Range of women’s emotions captured in Happy’s artwork

Friday April 30 2021
Happy Robert's ‘Freedom of Thought’ paintings.

Happy Robert's ‘Freedom of Thought’ paintings. PHOTO | COURTESY | HAPPY ROBERT


Happy Robert is a visual artist born in Songea, southern Tanzania. Now living and working in Dar es Salaam, Happy was employed at two different private institutions before becoming a full-time, self-employed artist in 2017.

The Education diploma holder from St Mary’s Teachers College taught for a short while, but has been painting for more than seven years.

She began with Vijana Vipaji Foundation in Dar es Salaam and attended various workshops and training inside and outside the country.

Her artworks have been shown in Dar es Salaam, Zanzibar, Arusha and Nairobi as well as group and solo exhibitions in Europe.

She started paint at a young age but was not that serious until 2014 when she held many exhibitions in and outside the country.

According to Happy most of her works are semi-abstract paintings of females expressing their emotions and beauty.

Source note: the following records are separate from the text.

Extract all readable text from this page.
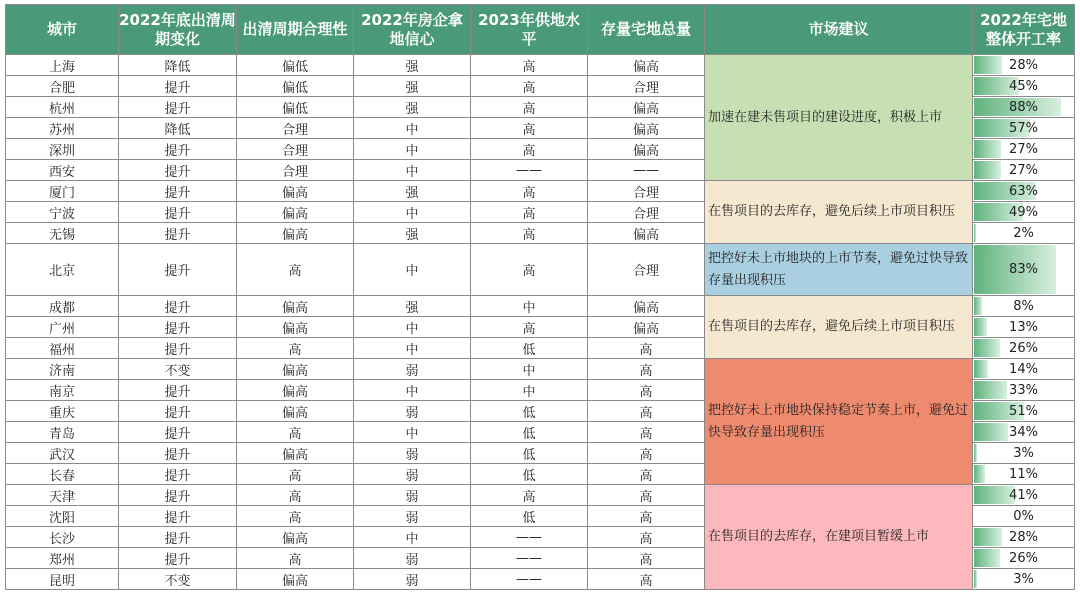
城市	2022年底出清周期变化	出清周期合理性	2022年房企拿地信心	2023年供地水平	存量宅地总量	市场建议	2022年宅地整体开工率
上海	降低	偏低	强	高	偏高	加速在建未售项目的建设进度，积极上市	28%
合肥	提升	偏低	强	高	合理		45%
杭州	提升	偏低	强	高	偏高		88%
苏州	降低	合理	中	高	偏高		57%
深圳	提升	合理	中	高	偏高		27%
西安	提升	合理	中	——	——		27%
厦门	提升	偏高	强	高	合理	在售项目的去库存，避免后续上市项目积压	63%
宁波	提升	偏高	中	高	合理		49%
无锡	提升	偏高	强	高	偏高		2%
北京	提升	高	中	高	合理	把控好未上市地块的上市节奏，避免过快导致存量出现积压	83%
成都	提升	偏高	强	中	偏高	在售项目的去库存，避免后续上市项目积压	8%
广州	提升	偏高	中	高	偏高		13%
福州	提升	高	中	低	高		26%
济南	不变	偏高	弱	中	高	把控好未上市地块保持稳定节奏上市，避免过快导致存量出现积压	14%
南京	提升	偏高	中	中	高		33%
重庆	提升	偏高	弱	低	高		51%
青岛	提升	高	中	低	高		34%
武汉	提升	偏高	弱	低	高		3%
长春	提升	高	弱	低	高		11%
天津	提升	高	弱	高	高	在售项目的去库存，在建项目暂缓上市	41%
沈阳	提升	高	弱	低	高		0%
长沙	提升	偏高	中	——	高		28%
郑州	提升	高	弱	——	高		26%
昆明	不变	偏高	弱	——	高		3%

The 2020 “Freedom of Thought’’ exhibition, early this year, was centred on the freedom of thinking and becoming comfortable and confident with the different emotions women grapple with.

Inner peace

Her favourite was Happiness she so named because she believes she can’t do anything if she does not start from a point of happiness. It became her first large picture.

“With this series, I wanted to capture the different emotions women encounter. Through their eyes and posture, you can see that some are at ease and happy with who they are while others are in a personal struggle,” Happy told The EastAfrican.

“I wanted this exhibition to encourage women to listen to their feelings and embrace the freedom of thought to reach a place of inner peace, happiness and ultimately assert self-worth. Women are often not granted the same status or respect as their male counterparts. Women and young adolescents face pressure from society, family and even themselves, brought on by low self-confidence and peer group pressure.”

“I hope this collection encourages women to believe in themselves and exercise their right to live and work in dignity and fulfil their full potential regardless of the demons and messaging we/they are confronted with.”

Happy has an Instagram page that is updated when her new artworks available for sale at her workshop, in direct sales during exhibitions and in Kenyan and Tanzanian galleries.

According to Happy, the inspirational behind freedom of thought series was, ''first I wanted people to see what I was doing and also to see what I was thinking as a woman, I also wanted to do a solo show me as me.''

Happy’s connection with her artwork has always played some part in her life and she expresses her feelings through it.

Cures, solutions

“Art is everything for me. I love art and feel happy about all matters art for in it or through it, I can be anything and anyone I want. It is like a solution or cure when I experience negative feelings.”

She draws most of her inspiration from Haji Chilonga who earned his money painting commercial advertisements, and Evarist Chikawe whose paintings depict a mother’s love and its importance for the current generation.

“Art allows me to be free to latch onto several different pursuits. You cannot do that in the strait-jacket of formal employment.

And finally, I have grown on the shoulders of giants. These were my family (especially my grandfather who was such a good artist that I started to see everything from his point of view.”

Her original pieces sell for Tsh3.5 million ($1,496) and the lowest from Tsh550,000 ($235).

“During my art work I met different people who liked my work that biggest achievement and to get good customers and people get to know me, it is a biggest achievement for the person who does art,” said Happy.